Coding & Framework

Coding Next-Generation Enterprise (Application) Architecture Systems using Architecture as Code

Architecture Systems using Architecture as Code

Architecture is code, which is an idea of ​​architecture 
design and governance. It revolves around a series of 
architecture patterns, combines and presents architecture
elements and features, and closely integrates architecture 
decisions and design principles with the system.

For example, in my last article, ” Modeling “Architecture”: How to Describe Software Architecture in Code? As mentioned in the book, it is quite difficult to accurately describe the architecture of the software. At the implementation level alone, it’s hard to get everyone to agree on a standard model, “Oh, this is the architecture”. Therefore, when the architecture cannot be defined, it is difficult to give an architecture governance model that convinces everyone. After all: Models are only right, never right.

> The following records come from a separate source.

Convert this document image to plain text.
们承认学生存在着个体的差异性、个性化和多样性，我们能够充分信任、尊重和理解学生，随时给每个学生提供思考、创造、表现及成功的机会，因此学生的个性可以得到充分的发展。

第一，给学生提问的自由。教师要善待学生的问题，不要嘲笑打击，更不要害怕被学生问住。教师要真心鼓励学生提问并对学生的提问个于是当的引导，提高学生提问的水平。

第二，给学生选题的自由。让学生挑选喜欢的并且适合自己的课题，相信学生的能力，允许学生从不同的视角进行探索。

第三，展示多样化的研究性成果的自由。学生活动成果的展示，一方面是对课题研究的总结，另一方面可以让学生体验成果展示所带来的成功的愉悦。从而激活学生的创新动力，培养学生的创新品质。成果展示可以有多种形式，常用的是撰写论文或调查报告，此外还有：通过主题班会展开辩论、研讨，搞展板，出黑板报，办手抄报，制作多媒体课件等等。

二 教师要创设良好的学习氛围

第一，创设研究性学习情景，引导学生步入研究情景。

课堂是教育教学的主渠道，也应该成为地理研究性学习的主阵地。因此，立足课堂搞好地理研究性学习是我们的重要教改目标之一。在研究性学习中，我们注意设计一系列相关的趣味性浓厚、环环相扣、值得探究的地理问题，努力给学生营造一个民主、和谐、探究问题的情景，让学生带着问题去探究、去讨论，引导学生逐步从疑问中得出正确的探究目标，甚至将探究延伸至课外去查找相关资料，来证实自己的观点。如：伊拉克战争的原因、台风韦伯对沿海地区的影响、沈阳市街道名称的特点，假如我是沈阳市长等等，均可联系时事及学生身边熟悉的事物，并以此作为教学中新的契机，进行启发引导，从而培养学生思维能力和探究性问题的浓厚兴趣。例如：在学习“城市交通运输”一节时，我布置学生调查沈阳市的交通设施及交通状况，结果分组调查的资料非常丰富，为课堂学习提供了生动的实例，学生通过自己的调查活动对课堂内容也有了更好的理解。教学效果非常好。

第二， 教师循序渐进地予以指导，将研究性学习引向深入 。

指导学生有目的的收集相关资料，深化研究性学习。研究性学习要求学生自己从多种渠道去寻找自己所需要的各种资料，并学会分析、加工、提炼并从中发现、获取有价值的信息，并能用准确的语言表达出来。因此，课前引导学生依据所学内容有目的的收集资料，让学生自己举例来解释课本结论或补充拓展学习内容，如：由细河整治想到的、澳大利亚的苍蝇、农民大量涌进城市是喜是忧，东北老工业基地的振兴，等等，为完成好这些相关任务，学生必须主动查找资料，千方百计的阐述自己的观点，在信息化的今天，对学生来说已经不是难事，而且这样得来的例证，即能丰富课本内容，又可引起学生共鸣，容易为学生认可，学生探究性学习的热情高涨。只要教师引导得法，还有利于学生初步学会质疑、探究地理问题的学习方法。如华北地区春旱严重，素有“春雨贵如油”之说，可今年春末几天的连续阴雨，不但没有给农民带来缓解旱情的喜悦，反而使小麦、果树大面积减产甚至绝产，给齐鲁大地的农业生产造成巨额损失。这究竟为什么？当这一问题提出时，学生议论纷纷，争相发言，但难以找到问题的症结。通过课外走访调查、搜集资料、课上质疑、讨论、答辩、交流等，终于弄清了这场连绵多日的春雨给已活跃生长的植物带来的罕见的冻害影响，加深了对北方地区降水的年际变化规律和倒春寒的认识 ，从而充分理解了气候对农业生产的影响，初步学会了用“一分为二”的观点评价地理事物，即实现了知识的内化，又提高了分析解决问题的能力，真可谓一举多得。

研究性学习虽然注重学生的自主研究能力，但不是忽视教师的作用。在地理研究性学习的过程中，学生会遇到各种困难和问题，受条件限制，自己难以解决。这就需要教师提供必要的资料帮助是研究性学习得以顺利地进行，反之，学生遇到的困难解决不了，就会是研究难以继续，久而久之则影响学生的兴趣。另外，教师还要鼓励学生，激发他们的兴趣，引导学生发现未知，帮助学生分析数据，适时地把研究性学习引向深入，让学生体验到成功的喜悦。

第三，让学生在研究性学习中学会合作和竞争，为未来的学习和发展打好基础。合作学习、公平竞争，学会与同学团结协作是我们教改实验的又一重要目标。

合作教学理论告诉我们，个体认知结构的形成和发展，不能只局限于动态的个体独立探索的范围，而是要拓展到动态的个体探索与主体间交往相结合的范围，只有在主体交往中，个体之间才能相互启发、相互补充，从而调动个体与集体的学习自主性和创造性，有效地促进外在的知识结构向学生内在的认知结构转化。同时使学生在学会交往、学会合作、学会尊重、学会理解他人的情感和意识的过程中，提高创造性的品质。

However, we (ArchGuard Team) will still build an architecture model and an architecture governance model in ArchGuard as a recommended ” best practice “. In addition to this, we should also provide a possibility to customize the enterprise application architecture, which is architecture as code. Junior architects, only need to implement ArchGuard’s best practices; for intermediate and senior architects, they can build their own architecture system based on the plug-in capabilities + DSL provided by ArchGuard.

So, as you’ve seen in other systems, to provide this capability requires a certain amount of coding, configuration, etc. Therefore, we need to build an architecture-as-code system. So, what the hell is code, exactly?

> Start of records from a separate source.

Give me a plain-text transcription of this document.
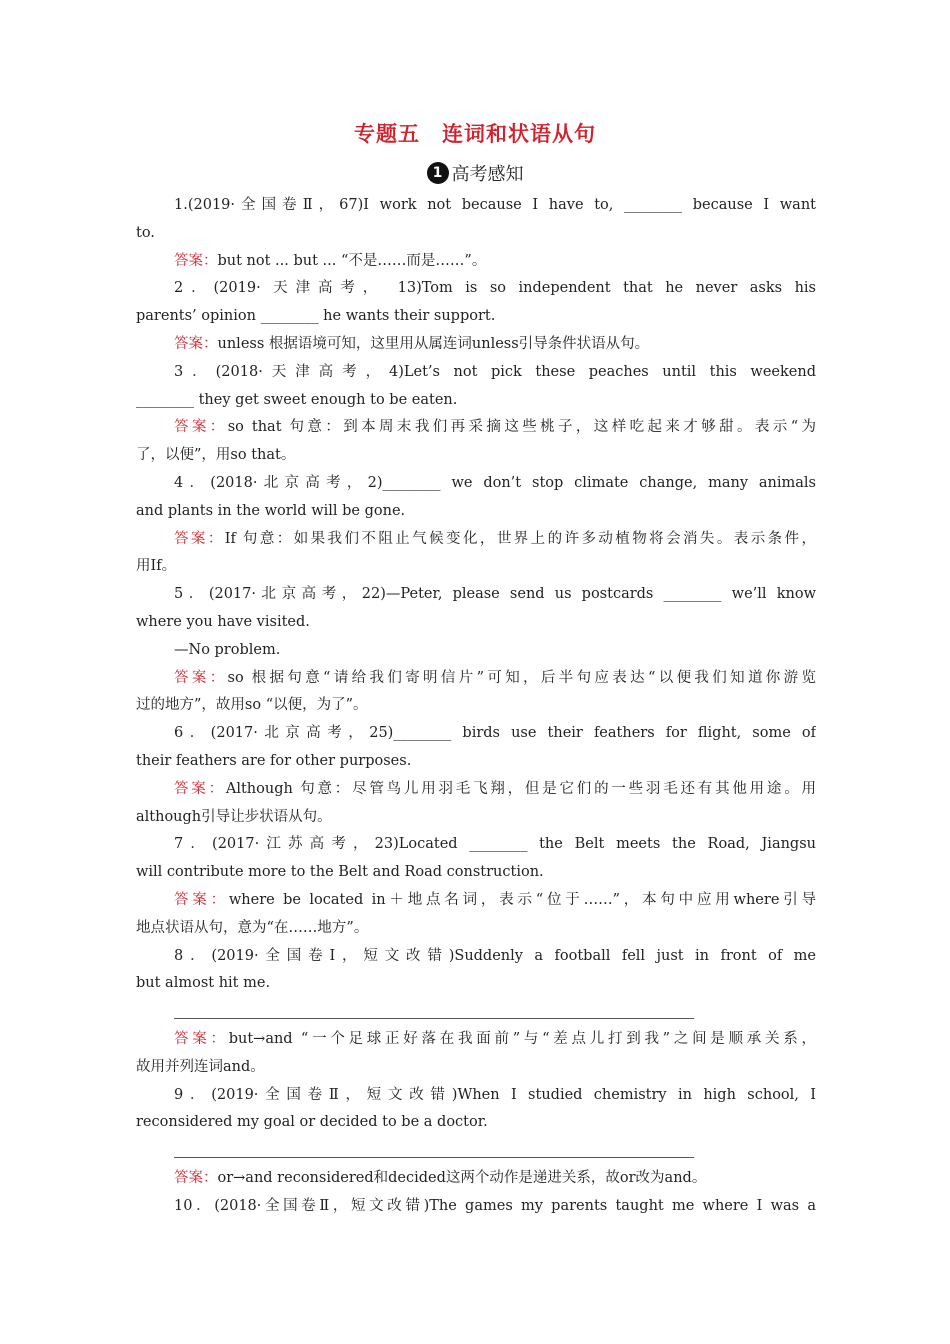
专题五　连词和状语从句
1 高考感知
1.(2019·全国卷Ⅱ，67)I work not because I have to, ________ because I want
to.
答案：but not ... but ... “不是……而是……”。
2．(2019· 天津高考， 13)Tom is so independent that he never asks his
parents’ opinion ________ he wants their support.
答案：unless 根据语境可知，这里用从属连词unless引导条件状语从句。
3．(2018·天津高考，4)Let’s not pick these peaches until this weekend
________ they get sweet enough to be eaten.
答案：so that 句意：到本周末我们再采摘这些桃子，这样吃起来才够甜。表示“为
了，以便”，用so that。
4．(2018·北京高考，2)________ we don’t stop climate change, many animals
and plants in the world will be gone.
答案：If 句意：如果我们不阻止气候变化，世界上的许多动植物将会消失。表示条件，
用If。
5．(2017·北京高考，22)—Peter, please send us postcards ________ we’ll know
where you have visited.
—No problem.
答案：so 根据句意“请给我们寄明信片”可知，后半句应表达“以便我们知道你游览
过的地方”，故用so “以便，为了”。
6．(2017·北京高考，25)________ birds use their feathers for flight, some of
their feathers are for other purposes.
答案：Although 句意：尽管鸟儿用羽毛飞翔，但是它们的一些羽毛还有其他用途。用
although引导让步状语从句。
7．(2017·江苏高考，23)Located ________ the Belt meets the Road, Jiangsu
will contribute more to the Belt and Road construction.
答案：where be located in＋地点名词，表示“位于……”，本句中应用where引导
地点状语从句，意为“在……地方”。
8．(2019·全国卷Ⅰ，短文改错)Suddenly a football fell just in front of me
but almost hit me.
答案：but→and “一个足球正好落在我面前”与“差点儿打到我”之间是顺承关系，
故用并列连词and。
9．(2019·全国卷Ⅱ，短文改错)When I studied chemistry in high school, I
reconsidered my goal or decided to be a doctor.
答案：or→and reconsidered和decided这两个动作是递进关系，故or改为and。
10．(2018·全国卷Ⅱ，短文改错)The games my parents taught me where I was a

What is Architecture as Code?

In a previous series of coding, I described how to fully code software development, including converting documentation, requirements, design, code, build, deployment, operations, etc. into Coding. Designing and implementing a domain-specific language is not difficult, as the process described in the article ” Domain-Specific Language Design Techniques “, in this context is:

  1. Defines the rendering mode. Look for a suitable way to present the architecture, such as UML diagrams, dependency diagrams, sequence diagrams, etc.
  2. Refine domain-specific nouns. A series of architecture-related elements, such as architectural style: microkernel, etc., architectural layering: MVC, etc.
  3. Design associations and syntax. How to relate these architectural elements in a natural way, such as keywords, parsing placeholders, etc.
  4. Implement syntax parsing. In addition to implementation, another consideration is: how to provide more flexible expansion capabilities?
  5. The design of evolutionary languages. version iteration

Therefore, we define architecture as code as:

Architecture is code, which is an idea of ​​
architecture design and governance. It 
revolves around a series of architecture 
patterns, combines and presents architecture
elements and features, and closely integrates 
architecture decisions and design principles with the system.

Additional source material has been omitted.